Now, if you still feel that you must have firmness in your diaphragm and the firmness in your abdominal wall at the same time, what you are doing is implementing an isometric tension between the two sets of muscles which generates tension and accomplishes nothing.
If you still feel that you must do this muscle against muscle action in order to play trumpet, please contact me for I would love to hear your justification for this misguided thinking.
Now that we have defined what muscles are, how they work and work efficiently, we can now move on to our trick with the soda straw.
The soda straw exercise-
• Stand erect and place one hand on your abdominal wall (your belly).
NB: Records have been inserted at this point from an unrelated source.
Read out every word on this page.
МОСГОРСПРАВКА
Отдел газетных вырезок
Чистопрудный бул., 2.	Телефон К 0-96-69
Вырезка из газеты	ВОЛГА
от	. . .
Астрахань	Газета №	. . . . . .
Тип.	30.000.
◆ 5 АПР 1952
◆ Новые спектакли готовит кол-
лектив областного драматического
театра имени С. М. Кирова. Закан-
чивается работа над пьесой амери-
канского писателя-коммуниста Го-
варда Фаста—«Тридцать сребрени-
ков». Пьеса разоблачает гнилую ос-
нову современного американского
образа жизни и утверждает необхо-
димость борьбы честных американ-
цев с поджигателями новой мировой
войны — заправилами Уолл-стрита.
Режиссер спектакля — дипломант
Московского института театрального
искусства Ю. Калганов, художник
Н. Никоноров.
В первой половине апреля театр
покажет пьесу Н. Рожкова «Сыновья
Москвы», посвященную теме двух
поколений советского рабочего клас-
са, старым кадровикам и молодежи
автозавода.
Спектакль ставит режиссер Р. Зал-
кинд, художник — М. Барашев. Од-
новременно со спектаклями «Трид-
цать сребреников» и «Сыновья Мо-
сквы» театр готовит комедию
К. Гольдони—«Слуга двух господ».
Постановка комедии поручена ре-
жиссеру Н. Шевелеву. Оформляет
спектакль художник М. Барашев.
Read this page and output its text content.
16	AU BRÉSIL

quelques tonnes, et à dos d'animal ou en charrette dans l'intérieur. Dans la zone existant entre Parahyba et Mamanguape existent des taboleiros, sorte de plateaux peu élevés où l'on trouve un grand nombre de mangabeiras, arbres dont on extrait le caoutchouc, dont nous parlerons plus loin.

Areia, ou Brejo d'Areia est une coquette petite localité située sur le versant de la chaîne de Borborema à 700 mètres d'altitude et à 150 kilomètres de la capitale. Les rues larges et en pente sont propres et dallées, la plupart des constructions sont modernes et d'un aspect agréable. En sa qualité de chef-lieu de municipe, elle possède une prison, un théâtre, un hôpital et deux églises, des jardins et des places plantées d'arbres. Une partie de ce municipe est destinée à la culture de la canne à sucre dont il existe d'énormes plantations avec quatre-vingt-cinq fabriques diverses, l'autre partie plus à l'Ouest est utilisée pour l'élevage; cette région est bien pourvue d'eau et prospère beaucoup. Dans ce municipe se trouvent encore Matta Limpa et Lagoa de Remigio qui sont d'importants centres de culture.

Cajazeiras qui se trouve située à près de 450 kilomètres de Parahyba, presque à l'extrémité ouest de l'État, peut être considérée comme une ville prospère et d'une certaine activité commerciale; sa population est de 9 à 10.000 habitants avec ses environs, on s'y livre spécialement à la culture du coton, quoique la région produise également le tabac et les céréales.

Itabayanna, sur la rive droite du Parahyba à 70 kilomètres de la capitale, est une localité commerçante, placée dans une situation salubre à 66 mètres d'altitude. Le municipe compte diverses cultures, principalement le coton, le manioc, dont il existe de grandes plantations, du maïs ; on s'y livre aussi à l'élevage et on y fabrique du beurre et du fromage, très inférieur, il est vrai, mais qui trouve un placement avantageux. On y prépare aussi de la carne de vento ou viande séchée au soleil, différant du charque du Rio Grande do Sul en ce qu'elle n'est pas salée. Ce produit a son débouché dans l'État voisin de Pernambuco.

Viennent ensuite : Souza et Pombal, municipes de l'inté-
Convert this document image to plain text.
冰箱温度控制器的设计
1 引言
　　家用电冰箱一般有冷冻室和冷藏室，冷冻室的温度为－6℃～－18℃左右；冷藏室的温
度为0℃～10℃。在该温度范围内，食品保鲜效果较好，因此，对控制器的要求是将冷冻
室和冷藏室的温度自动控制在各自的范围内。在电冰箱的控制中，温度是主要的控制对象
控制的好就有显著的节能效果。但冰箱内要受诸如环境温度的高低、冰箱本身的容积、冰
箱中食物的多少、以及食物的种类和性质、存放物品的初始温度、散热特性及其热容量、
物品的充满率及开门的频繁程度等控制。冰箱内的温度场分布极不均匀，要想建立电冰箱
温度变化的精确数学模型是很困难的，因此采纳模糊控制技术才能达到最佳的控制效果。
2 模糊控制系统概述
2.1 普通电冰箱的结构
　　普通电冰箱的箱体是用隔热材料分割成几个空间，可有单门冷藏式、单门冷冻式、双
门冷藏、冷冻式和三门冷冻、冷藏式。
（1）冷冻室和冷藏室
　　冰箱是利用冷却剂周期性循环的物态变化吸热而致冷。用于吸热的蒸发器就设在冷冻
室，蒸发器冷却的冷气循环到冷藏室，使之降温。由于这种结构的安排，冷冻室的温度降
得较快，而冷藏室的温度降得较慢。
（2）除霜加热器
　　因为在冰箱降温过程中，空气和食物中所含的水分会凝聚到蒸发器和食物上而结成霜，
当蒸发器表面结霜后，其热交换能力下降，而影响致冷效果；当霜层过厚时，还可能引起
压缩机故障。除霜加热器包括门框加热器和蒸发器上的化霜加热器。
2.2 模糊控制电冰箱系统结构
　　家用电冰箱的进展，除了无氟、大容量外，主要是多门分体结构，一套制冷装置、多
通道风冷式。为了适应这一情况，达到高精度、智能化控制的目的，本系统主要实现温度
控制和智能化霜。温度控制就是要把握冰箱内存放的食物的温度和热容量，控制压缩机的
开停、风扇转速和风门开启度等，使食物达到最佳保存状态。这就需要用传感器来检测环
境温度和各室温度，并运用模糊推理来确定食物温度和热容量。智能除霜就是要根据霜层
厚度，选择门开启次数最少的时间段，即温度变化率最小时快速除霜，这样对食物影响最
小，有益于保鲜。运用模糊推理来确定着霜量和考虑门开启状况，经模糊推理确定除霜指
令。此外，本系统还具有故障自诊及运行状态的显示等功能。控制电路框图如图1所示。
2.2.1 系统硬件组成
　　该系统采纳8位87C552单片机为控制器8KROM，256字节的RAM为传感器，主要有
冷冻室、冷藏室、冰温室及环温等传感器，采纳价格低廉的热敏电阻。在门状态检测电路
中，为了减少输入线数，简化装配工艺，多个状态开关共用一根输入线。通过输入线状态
• Breathe normally for a couple seconds and try to visualize the air entering your nose or mouth; whichever you are most comfortable with. This action is called tidal breathing which is how we breathe throughout the day and at night when we are asleep. Tidal breathing is the action of sustaining enough oxygen in our blood stream. The action we use when playing a wind instrument is called forced inhalation and forced exhalation and both are an extension of our tidal breathing practice.
• Take a deep breath and open your mouth as wide as you can and exhale. Notice that there is no resistance to the exhaled air stream. Now take a deep breath in and exhale through your lips as if you were blowing out candles on a birthday cake. Notice the increase in resistance to the air stream. You should be able to feel an increase in firmness in your abdominal wall muscles. Breathe in deeply again and this time place the straw between your lips and blow your air out through the straw. You should again be able to feel even more resistance to the air column and more firmness in your abdominal wall.
As you do this exercise, be careful not to become hyperventilated by exchanging too much oxygen; actually you become hyperventilated by not having enough carbon dioxide.
During this exercise, try to visualize the organs of your body as you bring air in and expel it through the straw. The air goes in when you contract the muscles on the outer ring of your diaphragm and the air goes out when you start to tighten the muscles of your abdominal wall. If both your diaphragm and abdominal wall muscles are contracting at the same time, your respiratory system is not performing in the most efficient way and you are wasting energy and getting little work done. By blowing out through the straw you are using more abdominal wall contraction and in doing so more easily understanding where your muscles are and how they work.
DIAPHRAGM DOWN, AIR IN.
ABDOMINAL WALL IN, AIR OUT.
In a following post I will address this breathing thing in more detail but for now, try this simple exercise with the straw and visualize how you can breathe more efficiently when playing your horn.